Dass sich die Mode des französischen Designers nun als Parcourslauf durch die Kunstsammlungen erleben lässt, ist ungewöhnlich. Doch neue Präsentationsformen von Mode machen Sinn, insbesondere im Fall des dauerausgestellten Nationalheiligtums Yves Saint Laurent. Wurde nicht schon jedem Knopf des 2008 verstorbenen Modedesigners ein Denkmal gesetzt? Sind die Smokings, die Mondrian-Kleider, die Trenchcoats, die Pop-Art-Entwürfe nicht oft genug ausgepackt worden?

Die Mode des 1936 in der algerischen Küstenstadt Oran geborene Yves Saint Laurent wurde früh ausgestellt. Er war der erste Modemacher, dem 1983 zu Lebzeiten eine Einzelausstellung im New Yorker Metropolitan Museum gewidmet wurde, 2010, zwei Jahre nach seinem Tod, stürmten 300.000 Menschen seine Retrospektive im Pariser Petit Palais. Ganz zu schweigen von den Ausstellungsaktivitäten des 2017 gegründeten Musée Yves Saint Laurent mit seinem überbordenden Archiv in der Avenue Marceau und der Dependance in Marrakesch: Im ersten Jahr verzeichnete man allein in Paris 250.000 Besucher.

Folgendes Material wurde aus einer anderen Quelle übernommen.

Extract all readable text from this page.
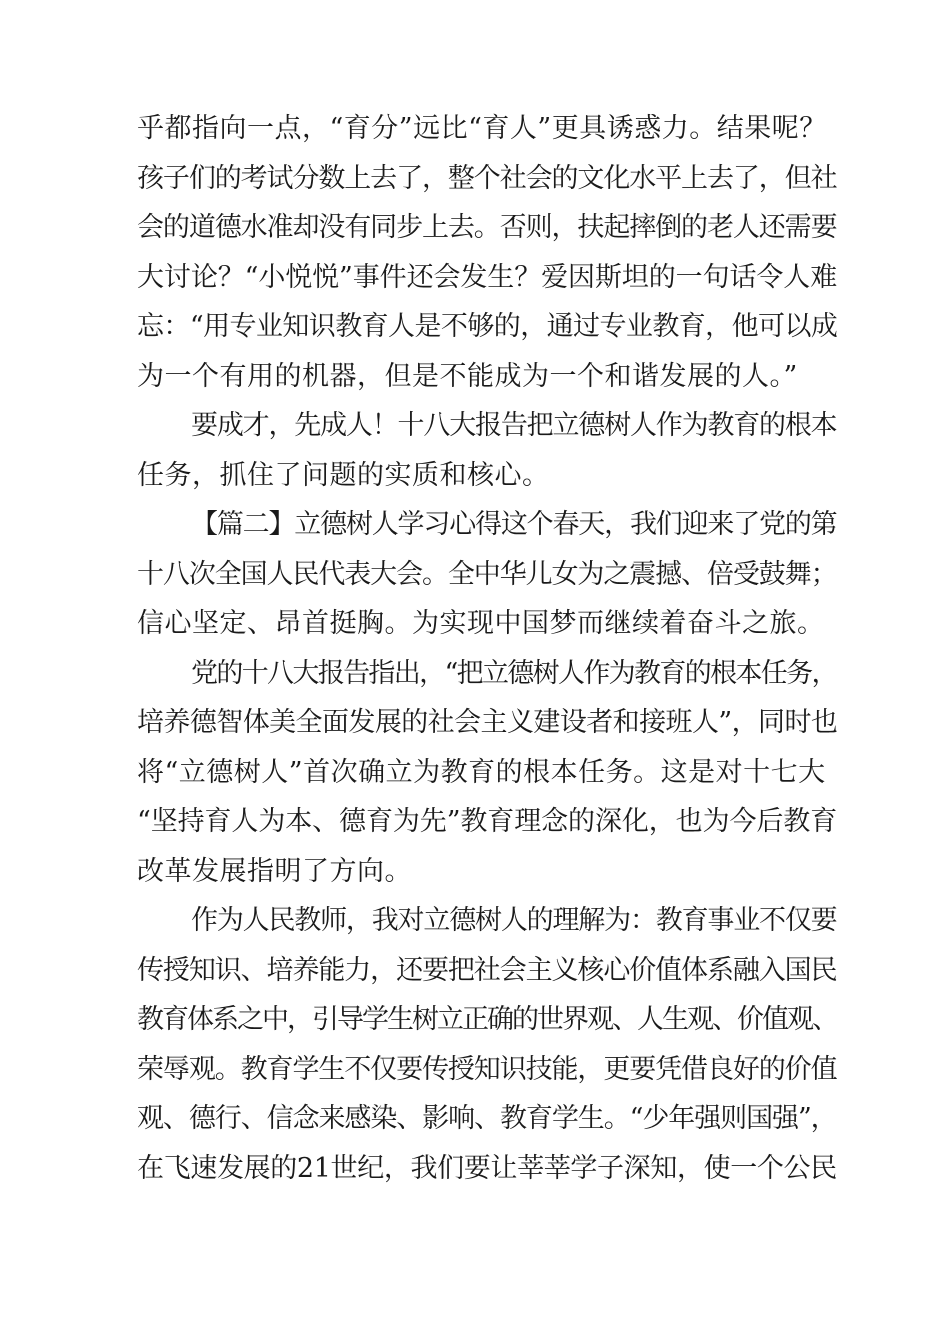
乎都指向一点，“育分”远比“育人”更具诱惑力。结果呢？
孩子们的考试分数上去了，整个社会的文化水平上去了，但社
会的道德水准却没有同步上去。否则，扶起摔倒的老人还需要
大讨论？“小悦悦”事件还会发生？爱因斯坦的一句话令人难
忘：“用专业知识教育人是不够的，通过专业教育，他可以成
为一个有用的机器，但是不能成为一个和谐发展的人。”
要成才，先成人！十八大报告把立德树人作为教育的根本
任务，抓住了问题的实质和核心。
【篇二】立德树人学习心得这个春天，我们迎来了党的第
十八次全国人民代表大会。全中华儿女为之震撼、倍受鼓舞；
信心坚定、昂首挺胸。为实现中国梦而继续着奋斗之旅。
党的十八大报告指出，“把立德树人作为教育的根本任务，
培养德智体美全面发展的社会主义建设者和接班人”，同时也
将“立德树人”首次确立为教育的根本任务。这是对十七大
“坚持育人为本、德育为先”教育理念的深化，也为今后教育
改革发展指明了方向。
作为人民教师，我对立德树人的理解为：教育事业不仅要
传授知识、培养能力，还要把社会主义核心价值体系融入国民
教育体系之中，引导学生树立正确的世界观、人生观、价值观、
荣辱观。教育学生不仅要传授知识技能，更要凭借良好的价值
观、德行、信念来感染、影响、教育学生。“少年强则国强”，
在飞速发展的21世纪，我们要让莘莘学子深知，使一个公民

Yves Saint Laurents Satinkleider aus der Herbstkollektion 1992 werden im Musée d'Art Moderne von Raoul Dufys Fresko "La Fée Électricité" ummantelt.
Foto: STEPHANE DE SAKUTIN / AFP

Im Mittelpunkt der mehrteiligen Schau in Paris stehen nun die Verbundenheit des französischen Modemachers mit der Kunst, sein Sinn für das Zusammenspiel von Farben, das Übersetzen von Bildern ins Dreidimensionale.

Sechs gleichwertige Ausstellungen sind allerdings nicht entstanden. Während man sich im Stammhaus des Modedesigners auf den Entstehungsprozess von Saint Laurents Mode, auf die Skizzen, die Schnittmuster, die hölzernen Hutblöcke, die Modelle aus hellem Nesselstoff, die Ende der Achtzigerjahre als Hommage an Braque gefertigt wurden, konzentriert, warten die kooperierenden Museen mit Interventionen auf. Die fallen mal mehr, mal weniger spektakulär aus. In großen Häusern kommt die Suche nach den Kleidern des Designers einer Schnitzeljagd gleich: Wo steckt er bloß, der Yves?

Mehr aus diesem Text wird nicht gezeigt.